Second, teams are how leaders get things done. "You need to be a part of the best team or you need to be putting the best team on the field when you're tackling a strategic initiative," Martin said.
Third, even an organization that's nearly as old as the country's founding needs to reinvent itself frequently as technology and the outside environment continue to evolve. "There's always a better way to do something, even if you're having the utmost success," she said. "Continuing to think like an entrepreneur is what's going to keep your organization relevant."
But for a financial services firm under strict government oversight, and especially one as highly regulated as a stock exchange, any new ideas have to hew closely to the established rules. "We've always viewed regulation as a tailwind for us," Martin said. "Being an entrepreneur doesn't mean always running after the newest fad in the market."

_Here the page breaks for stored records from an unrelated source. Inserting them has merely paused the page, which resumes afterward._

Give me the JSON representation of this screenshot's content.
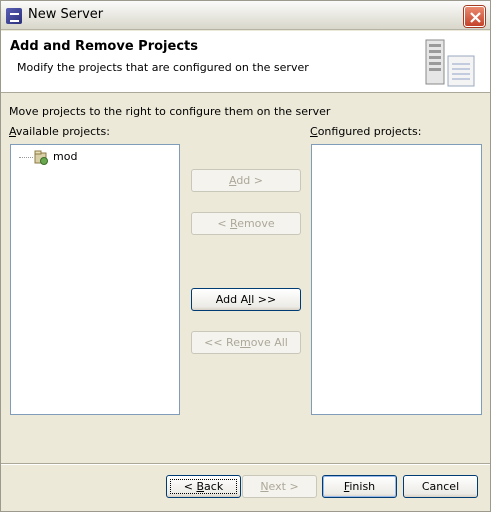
{
  "window": {
    "title": "New Server"
  },
  "banner": {
    "title": "Add and Remove Projects",
    "description": "Modify the projects that are configured on the server"
  },
  "instruction": "Move projects to the right to configure them on the server",
  "available": {
    "label_mnemonic": "A",
    "label_rest": "vailable projects:",
    "items": [
      {
        "label": "mod",
        "icon": "project-icon"
      }
    ]
  },
  "configured": {
    "label_mnemonic": "C",
    "label_rest": "onfigured projects:",
    "items": []
  },
  "buttons": {
    "add": {
      "pre": "",
      "mnemonic": "A",
      "post": "dd >",
      "enabled": false
    },
    "remove": {
      "pre": "< ",
      "mnemonic": "R",
      "post": "emove",
      "enabled": false
    },
    "add_all": {
      "pre": "Add A",
      "mnemonic": "l",
      "post": "l >>",
      "enabled": true
    },
    "remove_all": {
      "pre": "<< Re",
      "mnemonic": "m",
      "post": "ove All",
      "enabled": false
    }
  },
  "footer": {
    "back": {
      "pre": "< ",
      "mnemonic": "B",
      "post": "ack",
      "enabled": true
    },
    "next": {
      "pre": "",
      "mnemonic": "N",
      "post": "ext >",
      "enabled": false
    },
    "finish": {
      "pre": "",
      "mnemonic": "F",
      "post": "inish",
      "enabled": true
    },
    "cancel": {
      "label": "Cancel",
      "enabled": true
    }
  },
  "colors": {
    "title_close": "#c4432a",
    "list_border": "#7f9db9",
    "dialog_bg": "#ece9d8"
  }
}
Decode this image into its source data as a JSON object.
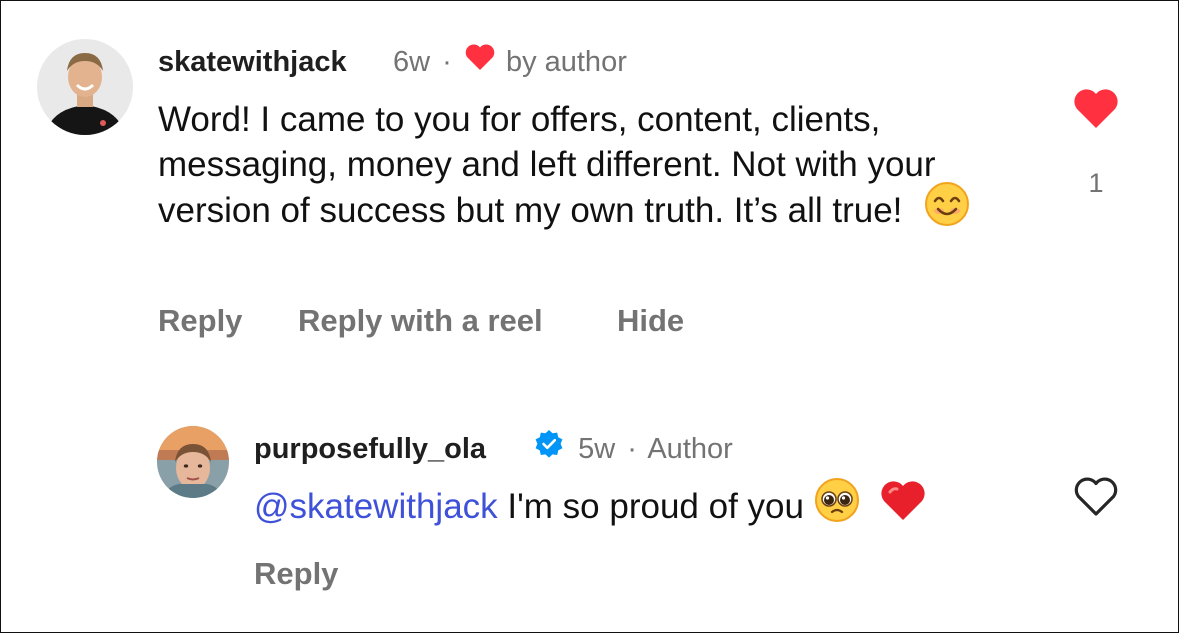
{
  "comment": {
    "username": "skatewithjack",
    "age": "6w",
    "separator": "·",
    "liked_by_author_label": "by author",
    "text": "Word! I came to you for offers, content, clients, messaging, money and left different. Not with your version of success but my own truth. It’s all true!",
    "emoji": "smiling-face-icon",
    "like_count": "1",
    "actions": {
      "reply": "Reply",
      "reply_with_reel": "Reply with a reel",
      "hide": "Hide"
    }
  },
  "reply": {
    "username": "purposefully_ola",
    "verified": true,
    "age": "5w",
    "separator": "·",
    "author_label": "Author",
    "mention": "@skatewithjack",
    "text": " I'm so proud of you",
    "emojis": [
      "pleading-face-icon",
      "red-heart-icon"
    ],
    "actions": {
      "reply": "Reply"
    }
  },
  "colors": {
    "like_red": "#ff3040",
    "muted_gray": "#737373",
    "mention_blue": "#3f51d8",
    "verified_blue": "#0095f6"
  }
}
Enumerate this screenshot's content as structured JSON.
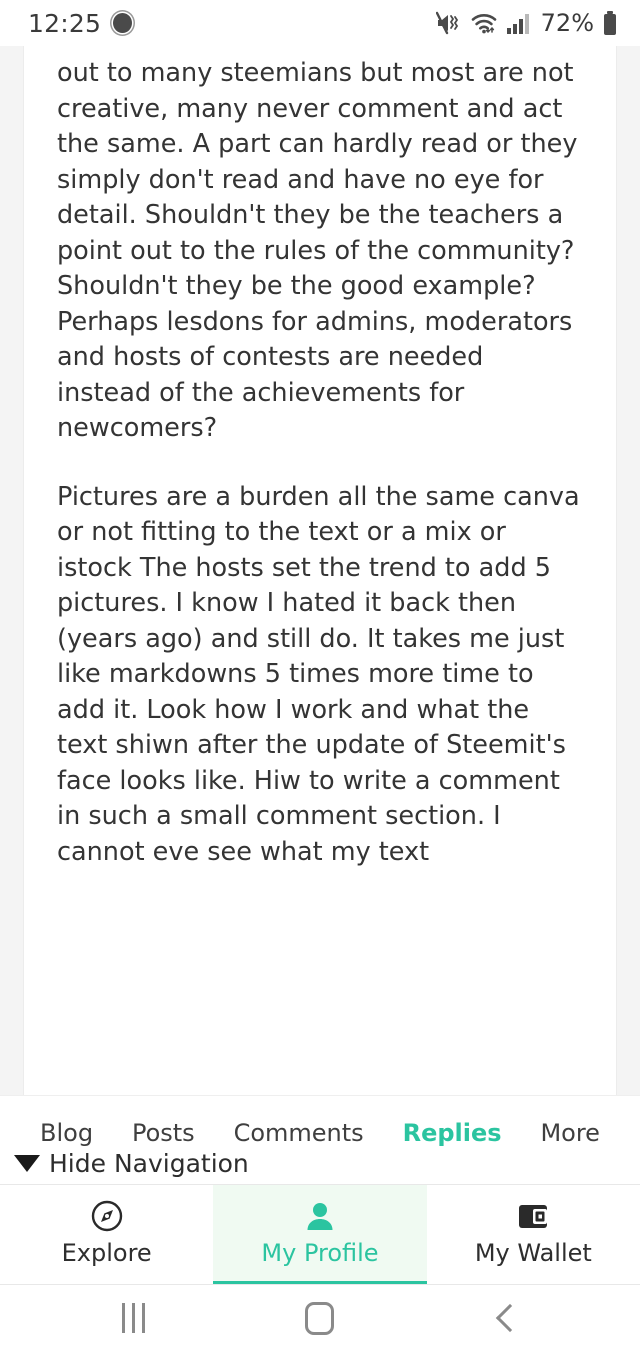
{
  "status_bar": {
    "time": "12:25",
    "battery_percent": "72%",
    "icons": {
      "notification": "notification-dot-icon",
      "mute": "mute-vibrate-icon",
      "wifi": "wifi-icon",
      "signal": "cellular-signal-icon",
      "battery": "battery-icon"
    }
  },
  "post": {
    "paragraphs": [
      "out to many steemians but most are not creative, many never comment and act the same. A part can hardly read or they simply don't read and have no eye for detail. Shouldn't they be the teachers a point out to the rules of the community? Shouldn't they be the good example? Perhaps lesdons for admins, moderators and hosts of contests are needed instead of the achievements for newcomers?",
      "Pictures are a burden all the same canva or not fitting to the text or a mix or istock The hosts set the trend to add 5 pictures. I know I hated it back then (years ago) and still do. It takes me just like markdowns 5 times more time to add it. Look how I work and what the text shiwn after the update of Steemit's face looks like. Hiw to write a comment in such a small comment section. I cannot eve see what my text"
    ]
  },
  "profile_tabs": {
    "items": [
      {
        "label": "Blog",
        "active": false
      },
      {
        "label": "Posts",
        "active": false
      },
      {
        "label": "Comments",
        "active": false
      },
      {
        "label": "Replies",
        "active": true
      },
      {
        "label": "More",
        "active": false
      }
    ]
  },
  "hide_navigation": {
    "label": "Hide Navigation",
    "caret": "caret-down-icon"
  },
  "bottom_nav": {
    "items": [
      {
        "label": "Explore",
        "icon": "compass-icon",
        "active": false
      },
      {
        "label": "My Profile",
        "icon": "person-icon",
        "active": true
      },
      {
        "label": "My Wallet",
        "icon": "wallet-icon",
        "active": false
      }
    ]
  },
  "system_nav": {
    "recents": "recents-icon",
    "home": "home-icon",
    "back": "back-icon"
  },
  "colors": {
    "accent": "#2BC4A0",
    "accent_bg": "#f0faf2",
    "text": "#343434",
    "muted": "#8a8a8a"
  }
}
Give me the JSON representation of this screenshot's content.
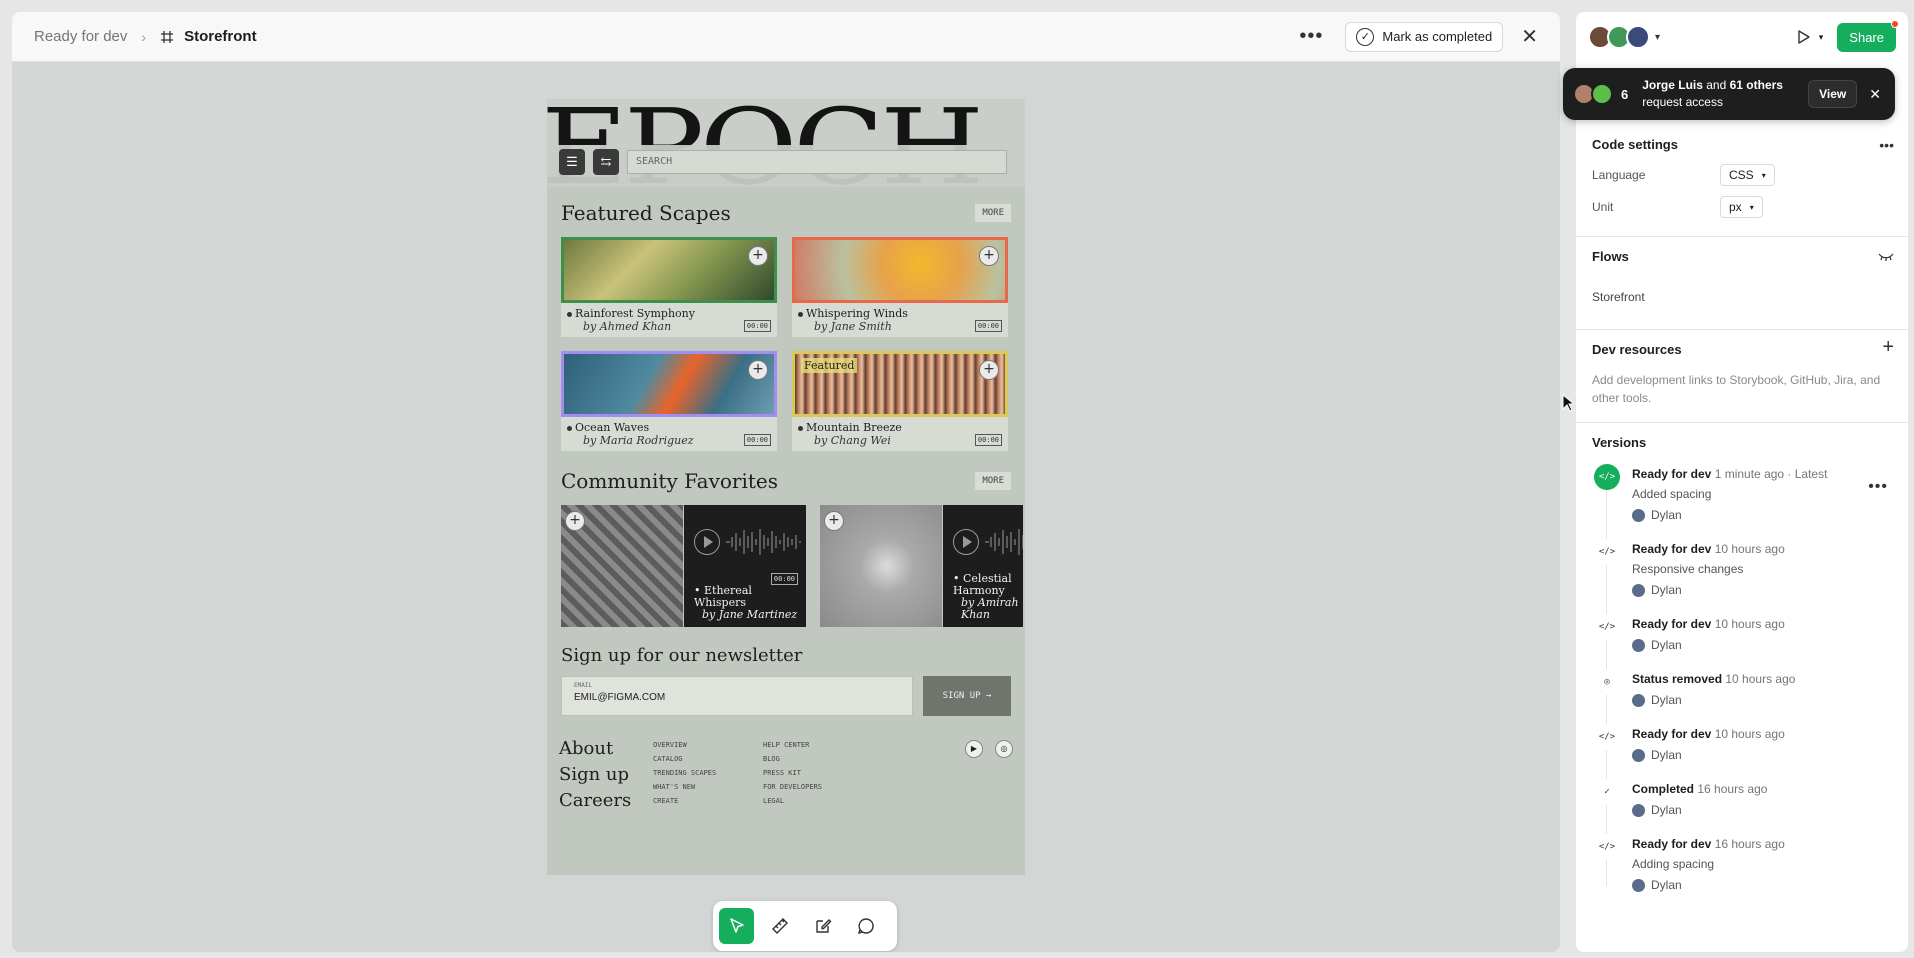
{
  "topbar": {
    "status": "Ready for dev",
    "frame_name": "Storefront",
    "mark_completed": "Mark as completed"
  },
  "design": {
    "hero_title": "EPOCH",
    "search_placeholder": "SEARCH",
    "featured_title": "Featured Scapes",
    "more_label": "MORE",
    "featured_tag": "Featured",
    "cards": [
      {
        "title": "Rainforest Symphony",
        "by": "by Ahmed Khan",
        "time": "00:00",
        "border": "#3f8f4a",
        "bg": "linear-gradient(135deg,#6f7a3e 0%,#c9c27a 35%,#8a9a52 60%,#2f4a2c 100%)"
      },
      {
        "title": "Whispering Winds",
        "by": "by Jane Smith",
        "time": "00:00",
        "border": "#e8694a",
        "bg": "radial-gradient(circle at 60% 40%,#f4b82c 0%,#e7a24a 30%,#b9c1a0 60%,#d07a62 100%)"
      },
      {
        "title": "Ocean Waves",
        "by": "by Maria Rodriguez",
        "time": "00:00",
        "border": "#a58cf0",
        "bg": "linear-gradient(120deg,#2f5f7a 0%,#4f8aa0 40%,#e8642a 55%,#3a6f86 75%,#6f9cb0 100%)"
      },
      {
        "title": "Mountain Breeze",
        "by": "by Chang Wei",
        "time": "00:00",
        "border": "#d9c957",
        "bg": "repeating-linear-gradient(90deg,#5a3a2a 0px,#c98a6a 4px,#eac2a2 7px,#7a4a3a 10px)"
      }
    ],
    "community_title": "Community Favorites",
    "community": [
      {
        "title": "Ethereal Whispers",
        "by": "by Jane Martinez",
        "time": "00:00"
      },
      {
        "title": "Celestial Harmony",
        "by": "by Amirah Khan"
      }
    ],
    "newsletter_title": "Sign up for our newsletter",
    "email_label": "EMAIL",
    "email_value": "EMIL@FIGMA.COM",
    "signup_label": "SIGN UP →",
    "footer_big": [
      "About",
      "Sign up",
      "Careers"
    ],
    "footer_col1": [
      "OVERVIEW",
      "CATALOG",
      "TRENDING SCAPES",
      "WHAT'S NEW",
      "CREATE"
    ],
    "footer_col2": [
      "HELP CENTER",
      "BLOG",
      "PRESS KIT",
      "FOR DEVELOPERS",
      "LEGAL"
    ]
  },
  "panel": {
    "share_label": "Share",
    "toast": {
      "count": "6",
      "name": "Jorge Luis",
      "and": " and ",
      "others": "61 others",
      "request": "request access",
      "view": "View"
    },
    "code_settings": {
      "title": "Code settings",
      "language_label": "Language",
      "language_value": "CSS",
      "unit_label": "Unit",
      "unit_value": "px"
    },
    "flows": {
      "title": "Flows",
      "item": "Storefront"
    },
    "dev_resources": {
      "title": "Dev resources",
      "desc": "Add development links to Storybook, GitHub, Jira, and other tools."
    },
    "versions_title": "Versions",
    "versions": [
      {
        "status": "Ready for dev",
        "time": "1 minute ago · Latest",
        "desc": "Added spacing",
        "user": "Dylan",
        "icon": "</>",
        "green": true
      },
      {
        "status": "Ready for dev",
        "time": "10 hours ago",
        "desc": "Responsive changes",
        "user": "Dylan",
        "icon": "</>",
        "green": false
      },
      {
        "status": "Ready for dev",
        "time": "10 hours ago",
        "desc": "",
        "user": "Dylan",
        "icon": "</>",
        "green": false
      },
      {
        "status": "Status removed",
        "time": "10 hours ago",
        "desc": "",
        "user": "Dylan",
        "icon": "◎",
        "green": false
      },
      {
        "status": "Ready for dev",
        "time": "10 hours ago",
        "desc": "",
        "user": "Dylan",
        "icon": "</>",
        "green": false
      },
      {
        "status": "Completed",
        "time": "16 hours ago",
        "desc": "",
        "user": "Dylan",
        "icon": "✓",
        "green": false
      },
      {
        "status": "Ready for dev",
        "time": "16 hours ago",
        "desc": "Adding spacing",
        "user": "Dylan",
        "icon": "</>",
        "green": false
      }
    ]
  }
}
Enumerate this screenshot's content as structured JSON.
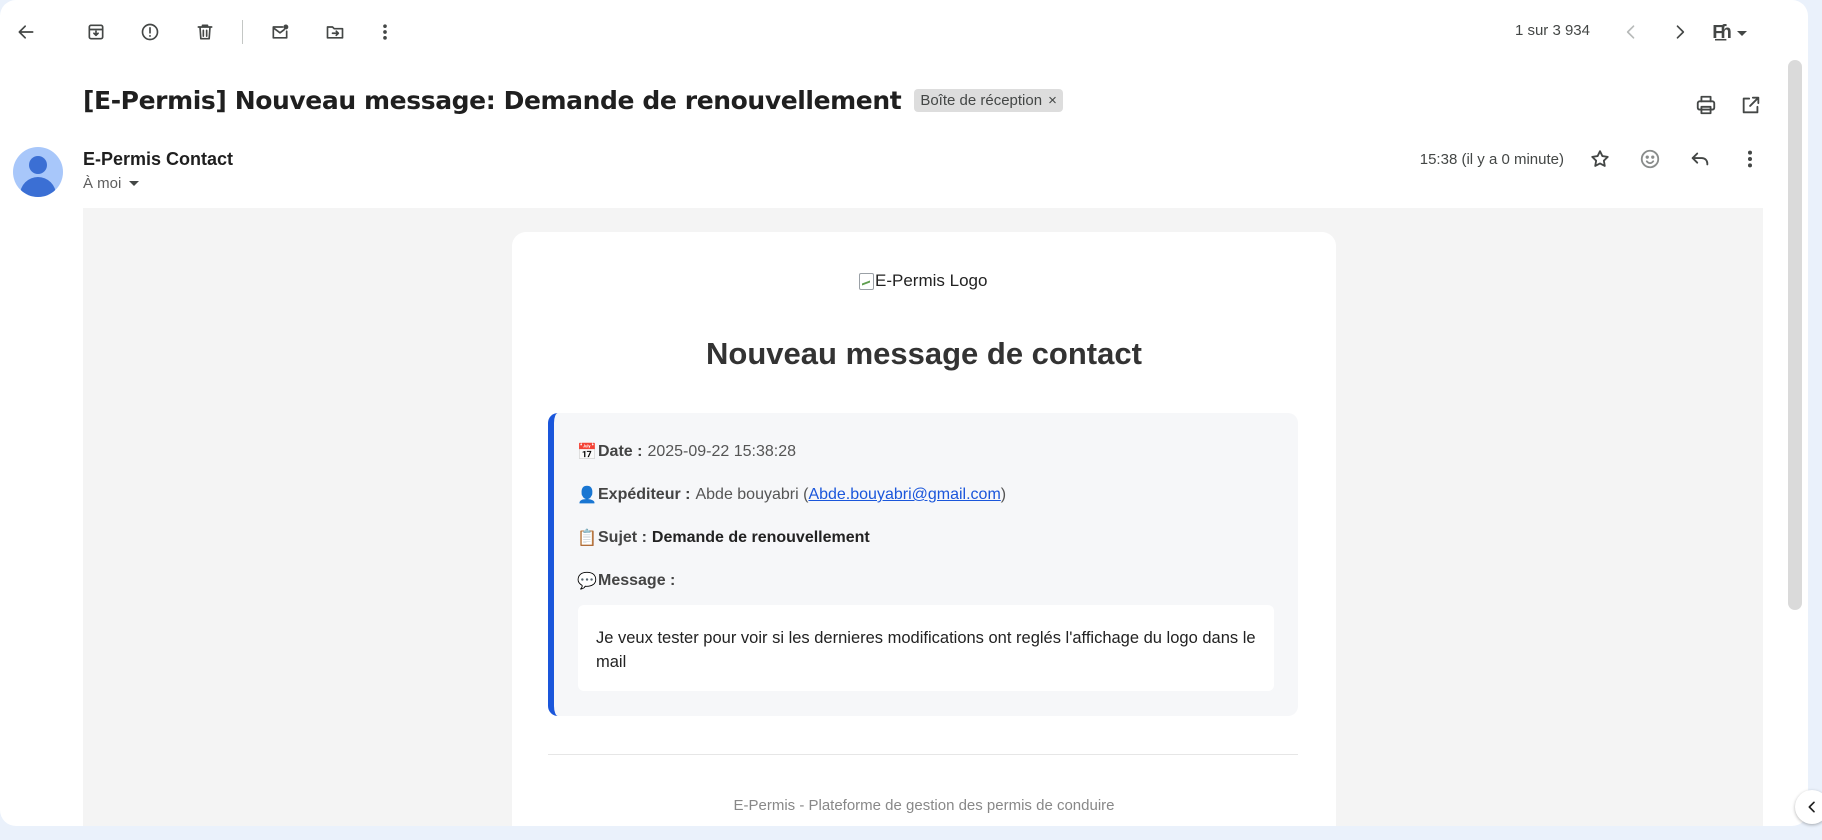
{
  "toolbar": {
    "back_icon": "arrow-left-icon",
    "archive_icon": "archive-icon",
    "spam_icon": "report-spam-icon",
    "delete_icon": "trash-icon",
    "mark_unread_icon": "mark-unread-icon",
    "move_icon": "move-to-folder-icon",
    "more_icon": "more-vertical-icon",
    "pager_text": "1 sur 3 934",
    "prev_icon": "chevron-left-icon",
    "next_icon": "chevron-right-icon",
    "input_tools_glyph": "F͟ɦ"
  },
  "subject": {
    "title": "[E-Permis] Nouveau message: Demande de renouvellement",
    "label": "Boîte de réception",
    "label_remove": "×",
    "print_icon": "print-icon",
    "new_window_icon": "open-in-new-window-icon"
  },
  "sender": {
    "name": "E-Permis Contact",
    "to": "À moi",
    "timestamp": "15:38 (il y a 0 minute)",
    "star_icon": "star-icon",
    "emoji_icon": "emoji-icon",
    "reply_icon": "reply-icon",
    "more_icon": "more-vertical-icon"
  },
  "email": {
    "logo_alt": "E-Permis Logo",
    "heading": "Nouveau message de contact",
    "date_emoji": "📅",
    "date_label": "Date :",
    "date_value": "2025-09-22 15:38:28",
    "sender_emoji": "👤",
    "sender_label": "Expéditeur :",
    "sender_name": "Abde bouyabri (",
    "sender_email": "Abde.bouyabri@gmail.com",
    "sender_close": ")",
    "subject_emoji": "📋",
    "subject_label": "Sujet :",
    "subject_value": "Demande de renouvellement",
    "message_emoji": "💬",
    "message_label": "Message :",
    "message_body": "Je veux tester pour voir si les dernieres modifications ont reglés l'affichage du logo dans le mail",
    "footer": "E-Permis - Plateforme de gestion des permis de conduire"
  },
  "colors": {
    "accent": "#1a56db",
    "app_background": "#eaf1fb",
    "mail_background": "#f4f4f4",
    "avatar": "#a8c7fa"
  }
}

One area Martin's teams have been moving into is AI. "We've actually been using machine learning and large language models for about a decade, for efficiency," she said. "From a cost perspective, it allows you to do more."
ICE provides "evaluated pricing on 2.7 million fixed-income securities globally and terms and conditions on millions of instruments globally," Martin said. "We have a human overlay that throws out the noise and handles really volatile markets. We wouldn't be able to cover that size of an increasing universe in fixed income without some form of machine learning or AI."
Similarly, the NYSE's compliance team uses AI to parse enormous volumes of trading data before handing the analysis over to a human "to make determinations on various regulatory matters," she said. The software allows the exchange to make its people more efficient — "it's not in place of that headcount."
In addition to back-office applications, "we've seen the adoption of large language models add transparency to some of our core markets," she said.
The ICE Chat instant messenger program uses a large language model that the company built for traders to execute transactions right in the messenger app, she said. "It knows if I'm talking to you about what day of the week it is or about a potential trade idea. It will automatically put into the chat fair market data about the instruments you're talking about, and you can seamlessly click on the trade data and send it to the clearinghouse, particularly in energy markets."
As traders have seen their workflow become more automated over the past two years, the chat feature has grown in popularity. The number of trades sent to the energy markets from within ICE Chat grew up to 60% from the first half of 2022 to the comparable period in 2023, according to ICE's last quarterly earnings call. "This is a highly regulated platform with compliance tools," Martin said. "The compliance people at the firms love it for this reason."